Pois é, assim era o Zeca. Solteirão de carteirinha. No entanto, mulher quando cisma de amarrar um caboclo é igual laço de couro cru de três tentos, amarrado no mourão do curral, nas aspas de vaca zebu, de cria nova. Mesmo que a vaca tussa, bufa e entesta, não arreda; o camarada esgota o ubre, na confiança. Mulher é igual ao tinhoso, que cutuca a fé até de padre. Quando a mulher quer um trem, nem reza brava demove. E, assim, deveras era a Maria Rosa, afilhada dos pais de Zeca, moça boa de família, prendada, bordadeira, cozinheira de mão cheia, os quere bens da finada Sá Lindalva, que se “encantou” sem ter o gosto de tê-la como nora, de aliança e papel de cartório. Quem mandou ela ter um filho arisco.

A moça, já meio passada de hora, com os seus vinte e muitos anos, desde mocinha tinha inclinação pelo José Aparecido, que ela chamava de Zequinha. Maria Rosa era até letrada, professora do lugar, morena cor de jambo, dos cabelos negros qual pena de passo preto, que se debruçavam aos ombros em desalinho, olhos brilhantes e amendoados, corpo sinuoso e andar de corça em relva macia.

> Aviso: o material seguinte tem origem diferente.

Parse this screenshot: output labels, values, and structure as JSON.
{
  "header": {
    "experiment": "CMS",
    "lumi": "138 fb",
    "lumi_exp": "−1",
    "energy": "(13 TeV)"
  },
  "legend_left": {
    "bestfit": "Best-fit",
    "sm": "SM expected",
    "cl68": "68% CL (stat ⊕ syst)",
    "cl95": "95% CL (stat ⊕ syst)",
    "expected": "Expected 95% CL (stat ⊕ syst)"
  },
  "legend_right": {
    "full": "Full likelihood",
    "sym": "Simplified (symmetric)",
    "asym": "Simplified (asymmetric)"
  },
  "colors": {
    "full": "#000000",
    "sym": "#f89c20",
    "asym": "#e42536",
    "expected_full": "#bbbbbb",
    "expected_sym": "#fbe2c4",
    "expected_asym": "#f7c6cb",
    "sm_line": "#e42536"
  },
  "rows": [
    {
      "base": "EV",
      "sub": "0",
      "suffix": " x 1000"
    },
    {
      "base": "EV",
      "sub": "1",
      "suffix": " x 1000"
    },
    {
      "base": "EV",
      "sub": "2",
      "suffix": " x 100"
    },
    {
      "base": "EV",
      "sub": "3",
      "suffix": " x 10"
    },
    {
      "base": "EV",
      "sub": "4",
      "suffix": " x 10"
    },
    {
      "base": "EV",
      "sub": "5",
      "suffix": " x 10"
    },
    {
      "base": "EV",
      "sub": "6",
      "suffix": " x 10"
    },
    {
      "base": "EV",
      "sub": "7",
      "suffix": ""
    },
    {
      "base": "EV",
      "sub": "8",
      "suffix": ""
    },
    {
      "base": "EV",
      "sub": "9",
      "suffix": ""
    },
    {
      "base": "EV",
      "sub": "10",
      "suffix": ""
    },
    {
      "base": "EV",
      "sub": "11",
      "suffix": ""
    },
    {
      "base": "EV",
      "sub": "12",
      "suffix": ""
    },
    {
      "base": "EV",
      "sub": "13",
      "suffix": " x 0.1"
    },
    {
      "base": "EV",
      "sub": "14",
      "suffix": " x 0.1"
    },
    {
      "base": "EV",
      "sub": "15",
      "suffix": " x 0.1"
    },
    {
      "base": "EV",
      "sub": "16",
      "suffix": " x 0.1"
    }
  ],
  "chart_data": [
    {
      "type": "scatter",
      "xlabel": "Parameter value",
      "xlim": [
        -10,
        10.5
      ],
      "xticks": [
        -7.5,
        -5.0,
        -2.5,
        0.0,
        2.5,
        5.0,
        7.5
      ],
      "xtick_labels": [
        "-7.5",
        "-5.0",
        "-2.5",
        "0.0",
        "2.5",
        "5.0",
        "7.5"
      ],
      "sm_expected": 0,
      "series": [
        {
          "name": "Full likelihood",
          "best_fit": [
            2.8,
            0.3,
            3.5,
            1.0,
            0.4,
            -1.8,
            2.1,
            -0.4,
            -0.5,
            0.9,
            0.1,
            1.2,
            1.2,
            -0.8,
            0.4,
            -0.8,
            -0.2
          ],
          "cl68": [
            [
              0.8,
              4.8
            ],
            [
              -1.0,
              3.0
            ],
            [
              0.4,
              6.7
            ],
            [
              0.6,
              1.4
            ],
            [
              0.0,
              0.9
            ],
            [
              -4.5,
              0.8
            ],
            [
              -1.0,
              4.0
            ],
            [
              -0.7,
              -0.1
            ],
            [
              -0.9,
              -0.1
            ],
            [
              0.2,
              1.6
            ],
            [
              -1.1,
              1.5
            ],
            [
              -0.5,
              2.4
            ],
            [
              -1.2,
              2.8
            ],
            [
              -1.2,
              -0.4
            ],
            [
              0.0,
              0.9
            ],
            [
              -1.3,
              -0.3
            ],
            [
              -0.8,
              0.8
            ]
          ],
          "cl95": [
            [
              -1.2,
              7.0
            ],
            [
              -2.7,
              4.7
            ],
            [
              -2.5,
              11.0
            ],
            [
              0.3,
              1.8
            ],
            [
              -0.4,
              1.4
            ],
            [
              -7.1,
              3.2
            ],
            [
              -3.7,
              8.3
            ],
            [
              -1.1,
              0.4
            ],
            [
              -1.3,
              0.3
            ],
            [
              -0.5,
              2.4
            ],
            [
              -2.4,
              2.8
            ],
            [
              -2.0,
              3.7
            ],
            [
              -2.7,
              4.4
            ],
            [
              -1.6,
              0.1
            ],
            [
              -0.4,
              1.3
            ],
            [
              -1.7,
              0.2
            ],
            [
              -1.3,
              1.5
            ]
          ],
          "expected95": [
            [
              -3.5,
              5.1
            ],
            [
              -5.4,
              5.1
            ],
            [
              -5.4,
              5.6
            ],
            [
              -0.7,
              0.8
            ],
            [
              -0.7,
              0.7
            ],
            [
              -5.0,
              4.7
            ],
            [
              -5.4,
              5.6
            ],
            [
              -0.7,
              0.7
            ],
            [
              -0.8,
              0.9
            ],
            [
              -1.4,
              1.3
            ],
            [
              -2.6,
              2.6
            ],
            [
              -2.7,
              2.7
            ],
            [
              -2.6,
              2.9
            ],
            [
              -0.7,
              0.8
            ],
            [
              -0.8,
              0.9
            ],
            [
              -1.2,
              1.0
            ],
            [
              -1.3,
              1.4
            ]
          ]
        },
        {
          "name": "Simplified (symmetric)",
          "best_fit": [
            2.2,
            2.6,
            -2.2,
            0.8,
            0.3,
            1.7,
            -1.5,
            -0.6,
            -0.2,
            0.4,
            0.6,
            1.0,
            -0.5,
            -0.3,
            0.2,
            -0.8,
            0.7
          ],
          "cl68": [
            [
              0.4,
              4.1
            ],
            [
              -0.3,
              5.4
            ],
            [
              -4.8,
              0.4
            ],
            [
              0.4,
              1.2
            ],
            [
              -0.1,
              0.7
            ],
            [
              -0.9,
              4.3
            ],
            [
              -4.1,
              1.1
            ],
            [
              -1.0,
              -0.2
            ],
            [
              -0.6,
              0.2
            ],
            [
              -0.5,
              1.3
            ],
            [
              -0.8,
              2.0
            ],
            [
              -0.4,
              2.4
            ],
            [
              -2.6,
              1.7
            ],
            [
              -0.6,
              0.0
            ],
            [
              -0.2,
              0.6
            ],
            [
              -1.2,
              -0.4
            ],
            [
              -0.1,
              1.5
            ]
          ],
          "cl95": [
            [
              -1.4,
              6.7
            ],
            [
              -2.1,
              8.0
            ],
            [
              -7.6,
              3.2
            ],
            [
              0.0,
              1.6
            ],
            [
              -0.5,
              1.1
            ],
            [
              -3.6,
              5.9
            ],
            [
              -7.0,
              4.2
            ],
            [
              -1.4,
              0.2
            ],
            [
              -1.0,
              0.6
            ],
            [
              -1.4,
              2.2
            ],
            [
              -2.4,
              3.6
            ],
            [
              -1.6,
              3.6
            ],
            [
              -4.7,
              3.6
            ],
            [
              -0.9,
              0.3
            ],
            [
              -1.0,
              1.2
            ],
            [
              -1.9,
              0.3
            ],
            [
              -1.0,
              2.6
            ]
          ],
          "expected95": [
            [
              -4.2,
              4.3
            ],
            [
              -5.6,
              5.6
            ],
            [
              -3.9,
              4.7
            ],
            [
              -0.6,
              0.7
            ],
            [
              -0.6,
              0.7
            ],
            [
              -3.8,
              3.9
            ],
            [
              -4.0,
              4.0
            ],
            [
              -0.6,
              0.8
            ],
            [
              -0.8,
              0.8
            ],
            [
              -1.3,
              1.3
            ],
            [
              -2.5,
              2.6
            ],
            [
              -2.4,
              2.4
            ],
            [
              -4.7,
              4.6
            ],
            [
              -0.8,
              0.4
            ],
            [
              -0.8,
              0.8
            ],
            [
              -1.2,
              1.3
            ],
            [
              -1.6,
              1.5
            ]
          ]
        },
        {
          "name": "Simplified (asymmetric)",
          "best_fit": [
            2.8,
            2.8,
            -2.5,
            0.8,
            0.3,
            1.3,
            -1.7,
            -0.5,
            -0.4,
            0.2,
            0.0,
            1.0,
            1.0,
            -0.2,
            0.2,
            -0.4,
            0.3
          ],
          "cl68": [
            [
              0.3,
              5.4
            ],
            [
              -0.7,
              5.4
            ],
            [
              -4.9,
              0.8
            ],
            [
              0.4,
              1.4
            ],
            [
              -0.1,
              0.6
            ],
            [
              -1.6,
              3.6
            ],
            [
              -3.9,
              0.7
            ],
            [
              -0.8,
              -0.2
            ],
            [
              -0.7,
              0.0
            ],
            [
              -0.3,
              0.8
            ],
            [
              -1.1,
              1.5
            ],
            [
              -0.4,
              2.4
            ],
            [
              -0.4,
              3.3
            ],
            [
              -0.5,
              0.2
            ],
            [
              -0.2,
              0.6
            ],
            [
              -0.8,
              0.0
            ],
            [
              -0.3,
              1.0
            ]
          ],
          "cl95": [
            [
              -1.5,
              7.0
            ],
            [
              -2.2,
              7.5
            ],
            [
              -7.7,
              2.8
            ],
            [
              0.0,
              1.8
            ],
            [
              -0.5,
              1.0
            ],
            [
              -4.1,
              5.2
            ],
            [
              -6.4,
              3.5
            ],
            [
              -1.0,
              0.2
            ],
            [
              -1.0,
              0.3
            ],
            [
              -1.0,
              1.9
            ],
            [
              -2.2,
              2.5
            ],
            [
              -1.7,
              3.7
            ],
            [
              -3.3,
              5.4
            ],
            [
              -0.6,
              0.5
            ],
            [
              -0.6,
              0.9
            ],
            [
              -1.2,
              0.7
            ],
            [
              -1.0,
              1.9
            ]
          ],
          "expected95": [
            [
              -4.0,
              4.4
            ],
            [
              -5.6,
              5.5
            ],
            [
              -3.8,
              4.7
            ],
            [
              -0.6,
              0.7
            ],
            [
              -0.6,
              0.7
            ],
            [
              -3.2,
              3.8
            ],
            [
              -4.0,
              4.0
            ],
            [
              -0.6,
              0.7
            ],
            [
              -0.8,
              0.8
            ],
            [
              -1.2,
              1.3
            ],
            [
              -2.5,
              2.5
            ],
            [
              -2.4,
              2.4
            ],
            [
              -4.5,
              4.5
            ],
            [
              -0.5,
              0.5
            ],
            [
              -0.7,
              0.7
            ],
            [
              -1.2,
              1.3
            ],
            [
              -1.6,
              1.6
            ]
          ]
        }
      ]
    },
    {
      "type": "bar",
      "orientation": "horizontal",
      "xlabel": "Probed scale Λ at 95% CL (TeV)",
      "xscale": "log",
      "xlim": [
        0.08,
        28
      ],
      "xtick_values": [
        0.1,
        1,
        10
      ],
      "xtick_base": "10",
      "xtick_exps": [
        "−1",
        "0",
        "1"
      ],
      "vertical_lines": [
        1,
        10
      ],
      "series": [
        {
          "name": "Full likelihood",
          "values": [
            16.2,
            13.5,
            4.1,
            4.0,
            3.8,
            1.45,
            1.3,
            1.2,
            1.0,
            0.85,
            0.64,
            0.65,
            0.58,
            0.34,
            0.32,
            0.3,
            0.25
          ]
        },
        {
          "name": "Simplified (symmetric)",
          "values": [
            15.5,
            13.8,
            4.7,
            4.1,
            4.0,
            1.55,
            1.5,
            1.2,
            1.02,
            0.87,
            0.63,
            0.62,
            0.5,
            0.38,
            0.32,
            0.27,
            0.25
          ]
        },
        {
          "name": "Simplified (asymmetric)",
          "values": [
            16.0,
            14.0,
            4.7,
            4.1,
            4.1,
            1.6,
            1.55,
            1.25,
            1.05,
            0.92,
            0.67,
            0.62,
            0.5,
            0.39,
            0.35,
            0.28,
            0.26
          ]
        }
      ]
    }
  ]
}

Maria Rosa já havia recebido inúmeras juras de amor, e até serenata pelos varões daquele lugar, visto que advinha de família de linhagem, seu pai fora até prefeito de São Tomé; some-se ser uma bela moça e ainda donzela – no seu  intento, resguardava-se para seu Zequinha.

A jovem, caçula, morava com os pais, já velhos, de vez que seus seis irmãos eram casados e não residiam com eles; alguns até em outras cercanias. Sempre que, aos finais de semana, havia algum bailinho na corrutela, a jovem, quando em casa chegava os pais já haviam se recolhido. E foi numa desta, dissimulada noite, que Maria Rosa armou para o seu Zequinha.

Zeca, apesar de celibatário convicto, nutria muita admiração, ou, quase paixão, por Maria Rosa, fundado nos laços de amizades familiares. Entretanto, avesso às alianças.

Comumente, nestas festas, Maria Rosa lhe assediava, sempre na busca de sua companhia, que Zeca não tinha como evitar. Como o rapaz era chegado num golo mais avultado, naquela noite, Zeca bebeu a consciência. E cedeu-se aos encantos da donzela. Como uma pantera que arrasta a presa moribunda para a copa da árvore, Maria Rosa levou, entre beijos e abraços, o amado, bêbado, para sua casa. Da casa ao quarto foi um pulo. Deitou-o na sua cama, ajudou-o a se despir, deixando-o apenas com as roupas mais íntimas e, por conseguinte, desnuda, se aconchegou a ele.

Pela manhã, ao se despertar naquela alcova, apesar de não ter havido os finalmente, o seu celibatário ruiu-se por terra. Para sempre!